Thursday, July 10, 2008

Eureka shmereka

Sometimes I have to drag a new idea out of my brain by its heels, like with the recently gotten past mini block. Sometimes I get ideas from other places, like the astounding blog I was reading last night which made me think that next time I could maybe expand my horizons a little, instead of writing all nicey-nicey about suburban girls and their upper-middle-class woes. And sometimes I'm struck by lightning, like just now.

Samantha believes she was the cause of the drunk driving crash that killed her friend and her friend's cousin, and severely injured Sam, four months before. She's wrong -- it wasn't her fault, and coming to that realization is part of her very painful journey back to being human again. But in the meanwhile she blames herself, hates herself, holds it all inside, and lashes out at the people who try to help.

There was one last liquor-fueled party at the cousin's house; there was a fight between Samantha and her friend; the cousin appeared and suggested they go home; she drove them home; crash. Before now I had only a vague notion of what that fight had been about. It may have been about the sort of silliness that fifteen year old girls tend to fight about; it may have been the friend teasing Sam for the hundredth time about not going far enough at the parties they went to; it may have been Sam finally blowing her top and calling her friend a slut.
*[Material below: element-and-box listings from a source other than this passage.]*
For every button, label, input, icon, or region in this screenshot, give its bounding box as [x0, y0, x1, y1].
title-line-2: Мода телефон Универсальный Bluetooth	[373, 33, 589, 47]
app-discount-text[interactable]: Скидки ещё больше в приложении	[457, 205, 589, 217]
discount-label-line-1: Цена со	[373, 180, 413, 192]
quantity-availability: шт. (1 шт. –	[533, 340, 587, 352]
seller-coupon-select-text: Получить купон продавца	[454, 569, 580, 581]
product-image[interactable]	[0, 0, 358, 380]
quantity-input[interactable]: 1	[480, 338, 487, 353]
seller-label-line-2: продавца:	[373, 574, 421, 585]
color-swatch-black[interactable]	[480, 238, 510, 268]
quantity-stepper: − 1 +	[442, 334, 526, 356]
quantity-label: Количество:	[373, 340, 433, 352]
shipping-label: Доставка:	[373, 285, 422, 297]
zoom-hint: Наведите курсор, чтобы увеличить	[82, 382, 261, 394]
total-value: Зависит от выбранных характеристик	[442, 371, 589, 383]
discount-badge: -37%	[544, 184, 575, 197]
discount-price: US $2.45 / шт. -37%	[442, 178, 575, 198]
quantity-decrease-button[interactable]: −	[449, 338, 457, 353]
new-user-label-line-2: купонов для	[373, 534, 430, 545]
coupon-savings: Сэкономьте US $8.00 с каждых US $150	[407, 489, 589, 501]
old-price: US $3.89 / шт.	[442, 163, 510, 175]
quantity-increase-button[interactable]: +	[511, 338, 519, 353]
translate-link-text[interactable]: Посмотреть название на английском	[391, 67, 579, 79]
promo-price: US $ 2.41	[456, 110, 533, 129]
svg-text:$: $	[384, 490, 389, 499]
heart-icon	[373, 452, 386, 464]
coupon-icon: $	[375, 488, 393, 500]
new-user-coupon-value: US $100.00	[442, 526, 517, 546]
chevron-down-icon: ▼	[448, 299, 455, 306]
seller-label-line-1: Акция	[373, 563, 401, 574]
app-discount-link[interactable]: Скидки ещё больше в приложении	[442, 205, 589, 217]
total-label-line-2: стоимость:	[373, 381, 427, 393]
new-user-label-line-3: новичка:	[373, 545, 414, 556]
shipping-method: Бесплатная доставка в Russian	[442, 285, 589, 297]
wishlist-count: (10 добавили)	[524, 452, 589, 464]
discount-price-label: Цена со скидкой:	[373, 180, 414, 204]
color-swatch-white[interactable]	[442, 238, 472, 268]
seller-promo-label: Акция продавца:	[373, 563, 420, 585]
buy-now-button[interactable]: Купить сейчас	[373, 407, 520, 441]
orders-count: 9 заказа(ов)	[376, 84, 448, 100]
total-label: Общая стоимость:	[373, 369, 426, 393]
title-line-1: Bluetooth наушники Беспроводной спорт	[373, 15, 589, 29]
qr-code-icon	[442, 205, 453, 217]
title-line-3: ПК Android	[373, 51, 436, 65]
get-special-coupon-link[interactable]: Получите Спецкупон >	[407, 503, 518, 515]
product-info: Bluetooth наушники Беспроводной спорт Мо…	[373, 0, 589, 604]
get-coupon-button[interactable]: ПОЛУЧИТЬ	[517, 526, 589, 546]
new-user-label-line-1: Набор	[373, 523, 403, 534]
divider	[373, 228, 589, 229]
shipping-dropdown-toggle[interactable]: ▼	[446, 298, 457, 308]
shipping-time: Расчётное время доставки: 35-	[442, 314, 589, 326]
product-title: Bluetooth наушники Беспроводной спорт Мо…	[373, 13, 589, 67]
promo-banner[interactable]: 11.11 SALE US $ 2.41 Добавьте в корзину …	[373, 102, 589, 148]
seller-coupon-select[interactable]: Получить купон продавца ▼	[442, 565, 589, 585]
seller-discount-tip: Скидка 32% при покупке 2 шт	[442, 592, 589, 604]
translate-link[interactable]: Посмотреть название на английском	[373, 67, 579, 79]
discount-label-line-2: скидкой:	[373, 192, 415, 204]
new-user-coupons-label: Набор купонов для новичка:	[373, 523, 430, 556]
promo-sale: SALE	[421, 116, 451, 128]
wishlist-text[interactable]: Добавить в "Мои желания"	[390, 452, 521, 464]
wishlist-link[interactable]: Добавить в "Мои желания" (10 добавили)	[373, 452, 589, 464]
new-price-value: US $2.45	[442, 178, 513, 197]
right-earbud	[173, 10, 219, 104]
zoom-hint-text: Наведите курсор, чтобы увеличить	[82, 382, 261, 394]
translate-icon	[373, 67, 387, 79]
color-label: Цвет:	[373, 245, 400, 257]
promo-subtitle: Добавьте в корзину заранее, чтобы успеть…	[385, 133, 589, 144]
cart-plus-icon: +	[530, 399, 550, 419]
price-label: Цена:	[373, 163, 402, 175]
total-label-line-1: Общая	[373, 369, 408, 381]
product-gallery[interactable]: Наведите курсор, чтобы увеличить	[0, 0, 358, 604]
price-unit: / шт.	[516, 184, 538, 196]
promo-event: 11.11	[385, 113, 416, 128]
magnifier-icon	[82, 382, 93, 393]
What I realized just now is that the fight was actually bits of all of those things, plus one other: the friend had revealed to Samantha that she was pregnant. That spawned the fight, which resulted in them basically getting kicked out of the house. So not only is Sam killing herself with guilt over the deaths of her friends, now she believes she's responsible for the death of an unborn baby as well.

I'll have to keep working on that one. I really like the idea, but I've long known that I have a tendency to pile on the misfortune when it comes to my protagonists, so it could turn out that's the old straw that broke the camel, etc. And yet it works, because it's a piece of knowledge so traumatic that it would have kept Samantha from noticing the myriad other clues from that last night that could have told her that it was, in fact, not her fault. Not remotely.

Sometimes I'm mean to my characters, but never without cause. There's always a reason, and they're always able to overcome it. After all, what else is literary misfortune for?